Collaborative Research: Was early Cenozoic Samoa and Rarotonga volcanism suppressed when the Ontong Java Plateau drifted over the hotspots?
University Of Maryland, College Park, College Park MD
Investigators
Abstract
Volcanic hotspots beneath the ocean have created chains of underwater volcanoes and islands over millions of years. This project will study seamounts near the Ontong Java Plateau, the largest volcanic structure on Earth, to improve understanding of how heat and material move from deep within the Earth to the surface and shape our planet over time. Early-career scientists, graduate students, and undergraduate students will take part in the cruise. In port, the science team will lead ship tours for local public schools and media. While at sea the proponents will make a training video that outlines how to prepare for and carry out a successful cruise. Recent work offers hints that the currently active Samoan hotspot may be a long-lived mantle melting anomaly, or hotspot, that has been active since the Cretaceous. Many of the 87 to 106 million year old volcanoes in the Magellan Seamount Chain, located north of the Ontong Java Plateau, have Samoan hotspot geochemical signatures. In addition, their ages and locations match predictions for the Samoan hotspot made using absolute plate motion reconstructions.
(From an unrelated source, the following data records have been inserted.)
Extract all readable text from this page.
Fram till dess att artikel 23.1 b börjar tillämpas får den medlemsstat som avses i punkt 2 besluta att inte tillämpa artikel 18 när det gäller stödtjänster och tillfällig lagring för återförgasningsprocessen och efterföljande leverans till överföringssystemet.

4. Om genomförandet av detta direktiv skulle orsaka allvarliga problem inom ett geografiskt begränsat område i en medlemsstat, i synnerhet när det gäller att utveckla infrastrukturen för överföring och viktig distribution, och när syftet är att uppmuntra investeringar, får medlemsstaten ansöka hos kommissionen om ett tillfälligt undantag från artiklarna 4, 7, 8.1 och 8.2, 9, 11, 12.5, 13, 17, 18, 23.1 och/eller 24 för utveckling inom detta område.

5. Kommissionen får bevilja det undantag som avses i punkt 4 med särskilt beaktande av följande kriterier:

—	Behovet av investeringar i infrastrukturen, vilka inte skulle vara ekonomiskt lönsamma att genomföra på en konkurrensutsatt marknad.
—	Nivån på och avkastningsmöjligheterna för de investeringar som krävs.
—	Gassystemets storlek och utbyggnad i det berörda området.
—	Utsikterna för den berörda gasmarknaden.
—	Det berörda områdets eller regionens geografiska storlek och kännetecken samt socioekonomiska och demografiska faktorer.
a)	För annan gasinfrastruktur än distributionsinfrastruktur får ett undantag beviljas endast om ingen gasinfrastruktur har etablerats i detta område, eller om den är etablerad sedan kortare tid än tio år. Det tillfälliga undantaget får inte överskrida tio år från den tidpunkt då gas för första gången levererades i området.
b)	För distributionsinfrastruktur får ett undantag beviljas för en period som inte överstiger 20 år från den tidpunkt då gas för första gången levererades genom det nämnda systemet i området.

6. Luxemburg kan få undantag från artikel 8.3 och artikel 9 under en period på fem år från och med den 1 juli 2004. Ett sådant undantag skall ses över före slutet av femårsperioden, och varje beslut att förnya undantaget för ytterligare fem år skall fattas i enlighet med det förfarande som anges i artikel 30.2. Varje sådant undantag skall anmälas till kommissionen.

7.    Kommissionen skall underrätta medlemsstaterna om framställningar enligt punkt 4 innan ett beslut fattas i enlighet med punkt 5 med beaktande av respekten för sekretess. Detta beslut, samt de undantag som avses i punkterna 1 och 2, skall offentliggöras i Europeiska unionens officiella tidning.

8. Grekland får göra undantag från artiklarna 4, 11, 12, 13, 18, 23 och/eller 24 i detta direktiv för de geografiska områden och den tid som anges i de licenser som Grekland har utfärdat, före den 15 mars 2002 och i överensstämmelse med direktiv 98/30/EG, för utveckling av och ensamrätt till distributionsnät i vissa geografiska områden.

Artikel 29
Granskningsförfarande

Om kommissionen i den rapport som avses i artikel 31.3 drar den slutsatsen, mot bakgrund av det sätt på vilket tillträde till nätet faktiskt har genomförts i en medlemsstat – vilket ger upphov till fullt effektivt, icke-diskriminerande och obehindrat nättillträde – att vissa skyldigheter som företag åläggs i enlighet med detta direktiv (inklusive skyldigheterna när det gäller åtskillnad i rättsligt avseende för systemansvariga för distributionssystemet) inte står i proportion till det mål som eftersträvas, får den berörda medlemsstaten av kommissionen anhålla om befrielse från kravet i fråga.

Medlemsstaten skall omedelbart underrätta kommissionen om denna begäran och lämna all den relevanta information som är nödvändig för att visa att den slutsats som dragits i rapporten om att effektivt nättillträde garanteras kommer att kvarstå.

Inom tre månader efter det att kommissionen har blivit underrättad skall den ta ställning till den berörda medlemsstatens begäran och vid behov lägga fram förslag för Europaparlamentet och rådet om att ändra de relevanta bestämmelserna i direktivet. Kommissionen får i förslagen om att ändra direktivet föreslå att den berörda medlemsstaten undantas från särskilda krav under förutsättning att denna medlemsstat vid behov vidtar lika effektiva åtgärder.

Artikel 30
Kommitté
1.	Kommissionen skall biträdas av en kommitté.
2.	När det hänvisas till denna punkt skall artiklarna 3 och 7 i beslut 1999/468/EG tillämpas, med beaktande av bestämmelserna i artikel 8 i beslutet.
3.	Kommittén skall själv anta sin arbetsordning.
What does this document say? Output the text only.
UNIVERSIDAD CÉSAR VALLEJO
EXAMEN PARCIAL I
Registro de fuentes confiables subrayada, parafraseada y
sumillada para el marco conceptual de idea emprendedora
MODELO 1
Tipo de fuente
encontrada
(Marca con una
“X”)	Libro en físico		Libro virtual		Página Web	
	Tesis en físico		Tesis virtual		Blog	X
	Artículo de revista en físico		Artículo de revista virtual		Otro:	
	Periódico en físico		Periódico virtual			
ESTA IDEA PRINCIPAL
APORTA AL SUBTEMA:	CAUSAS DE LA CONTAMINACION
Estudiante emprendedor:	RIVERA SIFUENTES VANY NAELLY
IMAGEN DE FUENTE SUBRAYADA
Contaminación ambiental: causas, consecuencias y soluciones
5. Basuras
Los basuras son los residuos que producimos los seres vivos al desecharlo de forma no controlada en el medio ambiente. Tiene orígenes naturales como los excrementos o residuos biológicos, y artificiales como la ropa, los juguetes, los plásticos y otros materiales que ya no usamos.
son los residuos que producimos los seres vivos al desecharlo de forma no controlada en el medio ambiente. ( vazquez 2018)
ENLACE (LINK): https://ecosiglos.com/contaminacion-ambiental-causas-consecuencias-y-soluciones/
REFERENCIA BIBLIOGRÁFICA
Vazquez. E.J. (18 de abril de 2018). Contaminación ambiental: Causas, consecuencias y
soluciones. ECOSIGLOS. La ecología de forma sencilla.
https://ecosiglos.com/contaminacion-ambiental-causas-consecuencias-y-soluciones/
Reconstructions of the Samoan hotspot show that the plateau passed over the Samoan plume ~60-30 million years ago, and over the Rarotonga plume—a second, possibly-long-lived hotspot—~60-50 million years ago. This project will conduct a marine field program to sample the seamounts along the modeled traces of these two hotspot tracks to test 1) whether the Ontong Java Plateau passed over the Samoan and Rarotonga plumes and 2) whether the passage of thick lithosphere results in lower degree melts with stronger enriched mantle signatures. A combination of geochemical and geochronology analyses will uniquely identify contributions from these two hotspots. This award reflects NSF's statutory mission and has been deemed worthy of support through evaluation using the Foundation's intellectual merit and broader impacts review criteria.